Clinton disavows push to make her veep

June 5, 2008 6:42:12 PM PDT
Hillary Rodham Clinton on Thursday disavowed efforts by some supporters who have urged Barack Obama to choose her as his running mate. The push-back came a day after the former first lady said she would end her quest for the Democratic nomination and endorse the Illinois senator. "She is not seeking the vice presidency, and no one speaks for her but her," communications director Howard Wolfson said. "The choice here is Senator Obama's and his alone."

Clinton was planning an event in Washington Saturday to thank supporters and urge them to back Obama's candidacy. But as she was bowing out of the race, supporters in Congress and elsewhere were ramping up a campaign to pressure him to put her on the ticket.

Bob Johnson, the billionaire founder of Black Entertainment Television and a Clinton supporter, sent a letter to the Congressional Black Caucus Wednesday urging the group to encourage Obama to choose Clinton as his vice presidential pick. He said he was doing so with her blessing.

Obama is seeking to become the first black president. Clinton has told other friends and supporters she would be willing to be Obama's running mate. But her immediate task is bringing her own presidential bid to a close.

In an e-mail to supporters, the New York senator said she "will be speaking on Saturday about how together we can rally the party behind Senator Obama. The stakes are too high and the task before us too important to do otherwise."

Clinton expressed the same sentiment in a conference call with 40 members of her national finance committee, whom she urged to begin raising money for Obama and for the Democratic National Committee.
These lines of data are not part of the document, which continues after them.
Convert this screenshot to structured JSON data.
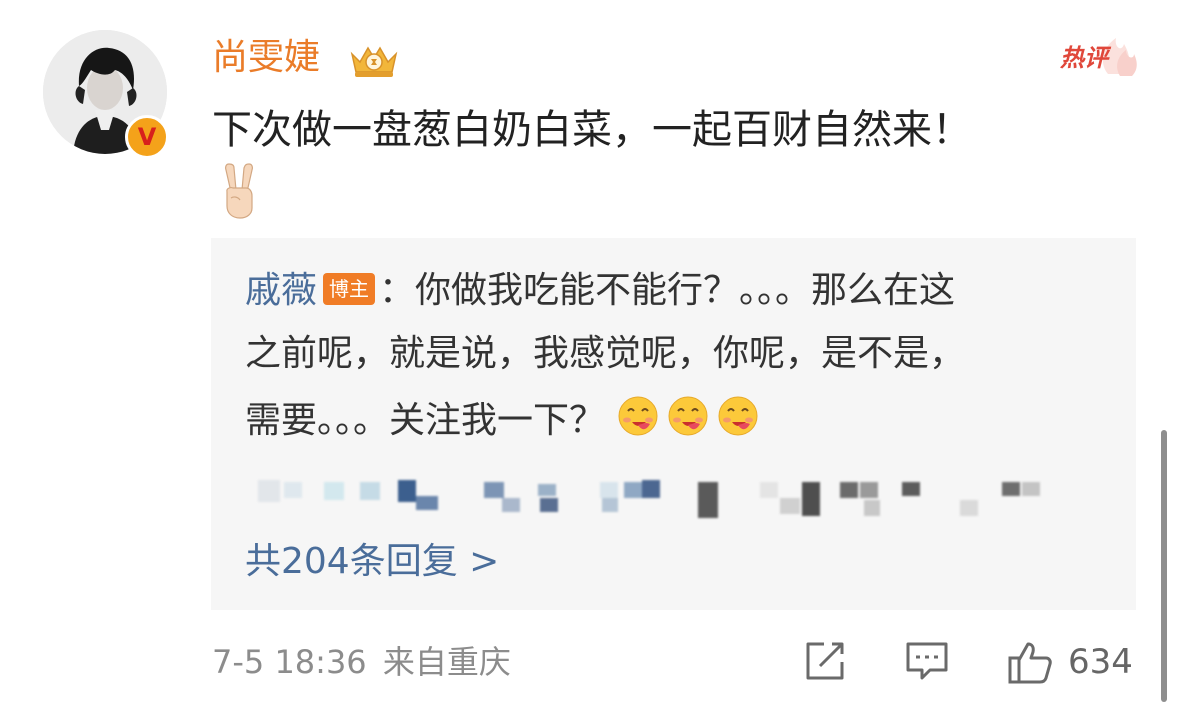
{
  "comment": {
    "username": "尚雯婕",
    "hot_label": "热评",
    "text": "下次做一盘葱白奶白菜，一起百财自然来！",
    "verified_badge": "V",
    "icons": [
      "verified-icon",
      "crown-badge-icon",
      "victory-hand-emoji"
    ]
  },
  "reply": {
    "author": "戚薇",
    "author_tag": "博主",
    "line1": "：你做我吃能不能行？。。。那么在这",
    "line2": "之前呢，就是说，我感觉呢，你呢，是不是，",
    "line3": "需要。。。关注我一下？",
    "emojis": [
      "yummy-face-emoji",
      "yummy-face-emoji",
      "yummy-face-emoji"
    ],
    "count_text": "共204条回复 >"
  },
  "footer": {
    "time": "7-5 18:36",
    "location": "来自重庆",
    "like_count": "634",
    "icons": [
      "share-icon",
      "comment-icon",
      "thumbs-up-icon"
    ]
  },
  "colors": {
    "username": "#ea7c29",
    "reply_author": "#4a6d9a",
    "hot": "#e0473a",
    "tag": "#f07c26"
  }
}
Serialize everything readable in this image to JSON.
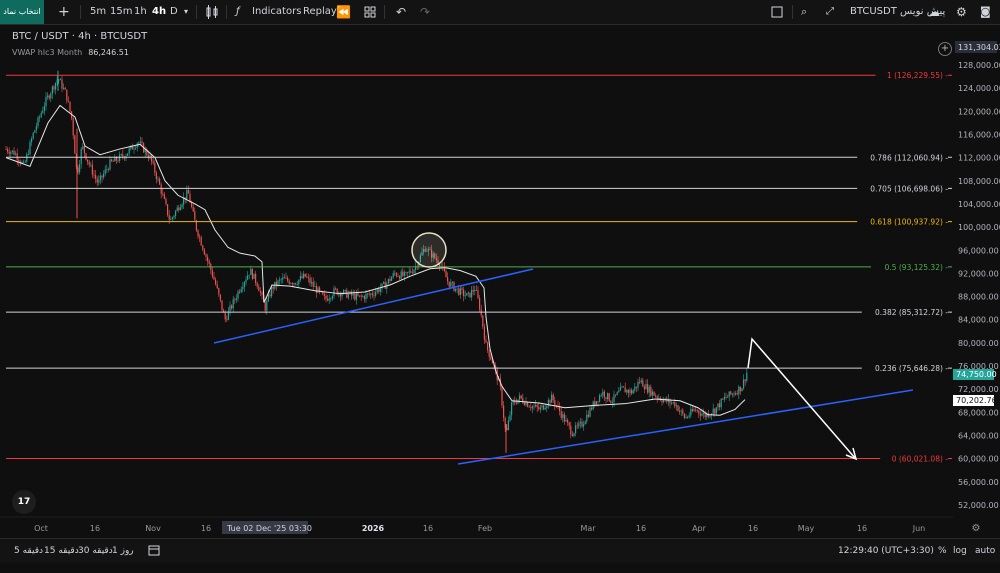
{
  "toolbar": {
    "symbol_pill": "انتخاب نماد",
    "add_label": "+",
    "intervals": [
      "5m",
      "15m",
      "1h",
      "4h",
      "D"
    ],
    "active_interval": "4h",
    "indicators_label": "Indicators",
    "replay_label": "Replay",
    "symbol_right": "BTCUSDT پیش نویس"
  },
  "legend": {
    "title": "BTC / USDT · 4h · BTCUSDT",
    "indicator_name": "VWAP hlc3 Month",
    "indicator_value": "86,246.51"
  },
  "price_axis": {
    "top_label": "131,304.02",
    "ticks": [
      "128,000.00",
      "124,000.00",
      "120,000.00",
      "116,000.00",
      "112,000.00",
      "108,000.00",
      "104,000.00",
      "100,000.00",
      "96,000.00",
      "92,000.00",
      "88,000.00",
      "84,000.00",
      "80,000.00",
      "76,000.00",
      "72,000.00",
      "68,000.00",
      "64,000.00",
      "60,000.00",
      "56,000.00",
      "52,000.00"
    ],
    "current_price": "74,750.00",
    "vwap_price": "70,202.76"
  },
  "fib_levels": [
    {
      "label": "1 (126,229.55)",
      "color": "#f23645"
    },
    {
      "label": "0.786 (112,060.94)",
      "color": "#d1d4dc"
    },
    {
      "label": "0.705 (106,698.06)",
      "color": "#d1d4dc"
    },
    {
      "label": "0.618 (100,937.92)",
      "color": "#f0b90b"
    },
    {
      "label": "0.5 (93,125.32)",
      "color": "#4caf50"
    },
    {
      "label": "0.382 (85,312.72)",
      "color": "#d1d4dc"
    },
    {
      "label": "0.236 (75,646.28)",
      "color": "#d1d4dc"
    },
    {
      "label": "0 (60,021.08)",
      "color": "#f23645"
    }
  ],
  "time_axis": {
    "ticks": [
      "Oct",
      "16",
      "Nov",
      "16",
      "16",
      "2026",
      "16",
      "Feb",
      "Mar",
      "16",
      "Apr",
      "16",
      "May",
      "16",
      "Jun"
    ],
    "crosshair_label": "Tue 02 Dec '25   03:30"
  },
  "bottombar": {
    "ranges": [
      "5 دقیقه",
      "15 دقیقه",
      "30 دقیقه",
      "1 روز"
    ],
    "clock": "12:29:40 (UTC+3:30)",
    "percent": "%",
    "log": "log",
    "auto": "auto"
  },
  "logo_text": "17"
}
"She was in good spirits and totally supportive, without qualification, of Senator Obama and his campaign," finance co-chairman Alan Patricof said of the call.

It was a shift in tone by the former first lady, who announced 17 months ago that she was "in it to win it." Many of her supporters want her as the vice presidential candidate, in their minds a "dream ticket" that would bring Obama her enthusiastic legions and broaden his appeal to white and working-class voters.

On his campaign plane, Obama praised Clinton for inspiring millions of voters and said she had opened the doors for his two young daughters to imagine being president one day.

"We're going to speak to them but also listen to them and get advice," he said of Clinton's campaign team.

Obama also said he would welcome help from former President Clinton, calling him an "enormous talent."

Earlier, Obama indicated he intends to take his time making a decision about inviting Hillary Clinton to join the ticket.

"We're not going to be rushed into it. I don't think Senator Clinton expects a quick decision and I don't even know that she's necessarily interested in that," Obama told NBC in an interview. Clinton's move to formally declare that she is backing the Illinois senator came after Democratic congressional colleagues made clear they had no stomach for a protracted intraparty battle. Now that Obama has secured the 2,118 delegates necessary to clinch the nomination, Clinton had little choice but to end her quest, and sooner rather than later.

Some of Clinton's closest supporters - the nearly two dozen House Democrats from her home state of New York - switched their endorsements to Obama Thursday.

The public announcement from the 23 New Yorkers followed two days of private phone calls weighing her options.

"She was just as spunky as ever," Rep. Charlie Rangel said of Clinton's mood on the calls, as her friends and supporters urged her to come to a decision "sooner rather than later."

Many of the lawmakers said it was important for them, as New Yorkers who are close to Clinton and helped launch her presidential bid, to work together to repair some of the rifts in the party.

"We're Democrats. Damn it to hell we fight. When it's over, we come together and go out there to win," said Rangel, the dean of the New York delegation.

The New Yorkers, said Rep. Gregory Meeks, have a duty "to lead this transition" to full party support of Obama.

Another of Clinton's most prominent supporters, Ohio Gov. Ted Strickland, also announced his "wholehearted and enthusiastic support" for Obama Thursday.

The move to end her campaign came Wednesday, when Clinton told House Democrats during a private conference call that she would get behind Obama's candidacy and congratulate him for gathering the necessary delegates to be the party's nominee.

The only degree of uncertainty was how. Clinton is exploring options to retain her delegates and promote her issues, including a signature call for universal health care.

The announcement closed an epic five-month nominating battle pitting the first serious female candidate against the most viable black contender ever.

Obama on Tuesday night secured the delegates needed to clinch the Democratic nomination. But Clinton stopped short of acknowledging that milestone, defiantly insisting she was better positioned to defeat McCain in November.

"What does Hillary want? What does she want?" Clinton asked, hours after telling supporters she'd be open to joining Obama as his vice presidential running mate.

But by Wednesday, other Democrats made it abundantly clear they wanted something too: a swift end to the often bitter nominating contest.

Her decision to acquiesce caught many in her campaign by surprise and left them scrambling to finalize the logistics and specifics behind her campaign departure.